With only six million Filipinos owning a credit card, Paterno said 7-Eleven pushes credit access by acting as a front end for banks, earning fees for loan approvals rather than becoming a lender itself.

7-Eleven’s payment volume is five times its retail sales, averaging ₱20b a month. However, the heavy reliance on cash created logistical challenges, particularly during the early days of the COVID-19 pandemic when bank closures disrupted payment services.

To fix this, the company introduced recycling ATMs that both accept and dispense cash, reducing reliance on armoured car pickups.

“The nice thing about payments is the traffic it drives, but we have even more traffic from the ATMs than we do from payments,” Paterno said.

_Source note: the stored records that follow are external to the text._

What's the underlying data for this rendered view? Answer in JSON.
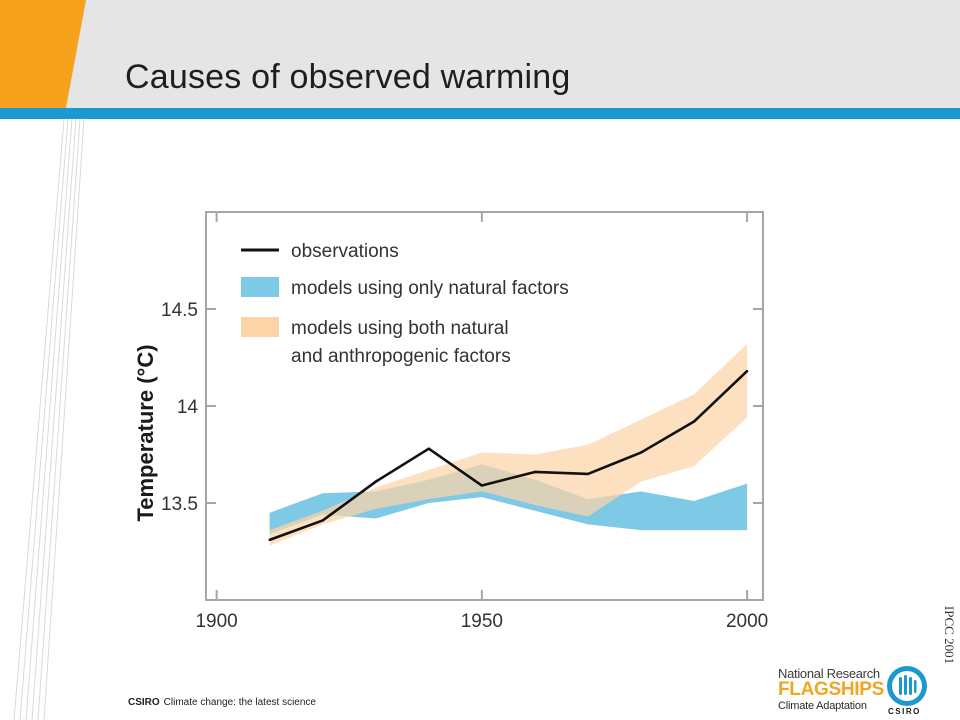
{
  "slide": {
    "title": "Causes of observed warming",
    "source_note": "IPCC 2001",
    "footer_org": "CSIRO",
    "footer_text": "Climate change: the latest science",
    "logo_line1": "National Research",
    "logo_line2": "FLAGSHIPS",
    "logo_line3": "Climate Adaptation",
    "logo_wordmark": "CSIRO",
    "colors": {
      "header_band": "#e5e5e6",
      "accent_blue": "#1b98cf",
      "accent_orange": "#f7a21c",
      "flagships_orange": "#f3a521"
    }
  },
  "chart_data": {
    "type": "line",
    "title": "",
    "xlabel": "",
    "ylabel": "Temperature (°C)",
    "xlim": [
      1898,
      2003
    ],
    "ylim": [
      13.0,
      15.0
    ],
    "x_ticks": [
      1900,
      1950,
      2000
    ],
    "x_tick_labels": [
      "1900",
      "1950",
      "2000"
    ],
    "y_ticks": [
      13.5,
      14.0,
      14.5
    ],
    "y_tick_labels": [
      "13.5",
      "14",
      "14.5"
    ],
    "grid": false,
    "legend": {
      "placement": "top-left",
      "entries": [
        {
          "label": "observations",
          "kind": "line",
          "color": "#111111"
        },
        {
          "label": "models using only natural factors",
          "kind": "band",
          "color": "#7ecae6"
        },
        {
          "label": "models using both natural",
          "label_line2": "and anthropogenic factors",
          "kind": "band",
          "color": "#fcd4a8"
        }
      ]
    },
    "series": [
      {
        "name": "observations",
        "kind": "line",
        "color": "#111111",
        "x": [
          1910,
          1920,
          1930,
          1940,
          1950,
          1960,
          1970,
          1980,
          1990,
          2000
        ],
        "y": [
          13.31,
          13.41,
          13.61,
          13.78,
          13.59,
          13.66,
          13.65,
          13.76,
          13.92,
          14.18
        ]
      },
      {
        "name": "models using only natural factors",
        "kind": "band",
        "color": "#7ecae6",
        "x": [
          1910,
          1920,
          1930,
          1940,
          1950,
          1960,
          1970,
          1980,
          1990,
          2000
        ],
        "lower": [
          13.34,
          13.44,
          13.42,
          13.5,
          13.53,
          13.46,
          13.39,
          13.36,
          13.36,
          13.36
        ],
        "upper": [
          13.45,
          13.55,
          13.56,
          13.62,
          13.7,
          13.62,
          13.52,
          13.56,
          13.51,
          13.6
        ]
      },
      {
        "name": "models using both natural and anthropogenic factors",
        "kind": "band",
        "color": "#fcd4a8",
        "x": [
          1910,
          1920,
          1930,
          1940,
          1950,
          1960,
          1970,
          1980,
          1990,
          2000
        ],
        "lower": [
          13.28,
          13.39,
          13.47,
          13.52,
          13.56,
          13.49,
          13.43,
          13.61,
          13.69,
          13.94
        ],
        "upper": [
          13.36,
          13.46,
          13.58,
          13.67,
          13.76,
          13.75,
          13.8,
          13.93,
          14.06,
          14.32
        ]
      }
    ]
  }
}
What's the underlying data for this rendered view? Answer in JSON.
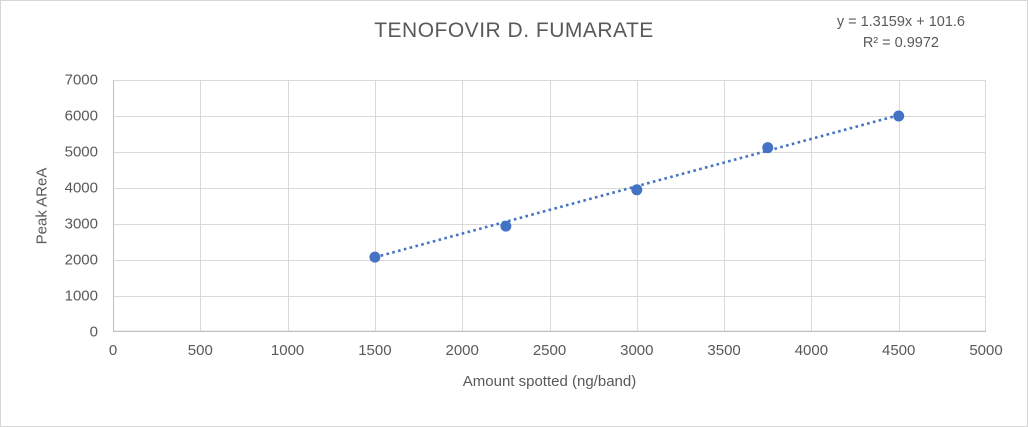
{
  "chart_data": {
    "type": "scatter",
    "title": "TENOFOVIR D. FUMARATE",
    "xlabel": "Amount spotted (ng/band)",
    "ylabel": "Peak AReA",
    "x": [
      1500,
      2250,
      3000,
      3750,
      4500
    ],
    "y": [
      2080,
      2940,
      3950,
      5120,
      6000
    ],
    "xlim": [
      0,
      5000
    ],
    "ylim": [
      0,
      7000
    ],
    "x_tick_step": 500,
    "y_tick_step": 1000,
    "grid": true,
    "legend": "none",
    "trendline": {
      "type": "linear",
      "slope": 1.3159,
      "intercept": 101.6,
      "style": "dotted",
      "equation_label": "y = 1.3159x + 101.6",
      "r2_label": "R² = 0.9972"
    },
    "colors": {
      "series": "#4472C4",
      "gridline": "#D9D9D9",
      "axis_line": "#BFBFBF",
      "text": "#595959"
    }
  }
}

The company is using its 35-million user database to help digital lenders pre-approve customers based on transaction history. “Our data is unique not just because of its size — we have permission to contact and permission to use. That’s what makes it unique.”

Philippine Seven is also exploring credit scoring models based on alternative data sources, such as ATM withdrawal patterns. Customers who use their ATMs can build their credit scores based on their financial habits, creating a more inclusive financial ecosystem.

A key advantage is face-to-face KYC (Know Your Customer) checks.

Whilst online-only lenders have reported a bad loan ratio of as much as 50%, those that use in-person verification saw that drop to 10%, Paterno said. “We think face-to-face KYC via our stores will be even more powerful.”

With 87 million Filipinos with national IDs, 7-Eleven expects financial inclusion to accelerate. “The hard part was done two years ago. Printing is the most trivial thing,” he pointed out.

7-Eleven is piloting its credit facilitation model with select digital vendors, and plans to scale it up. “We’re telling the digital world, you can look forward to this, but you have to get to 5,000 loans per day at least, and we're thinking maybe we'll direct it to a few stores in the beginning,” Paterno said.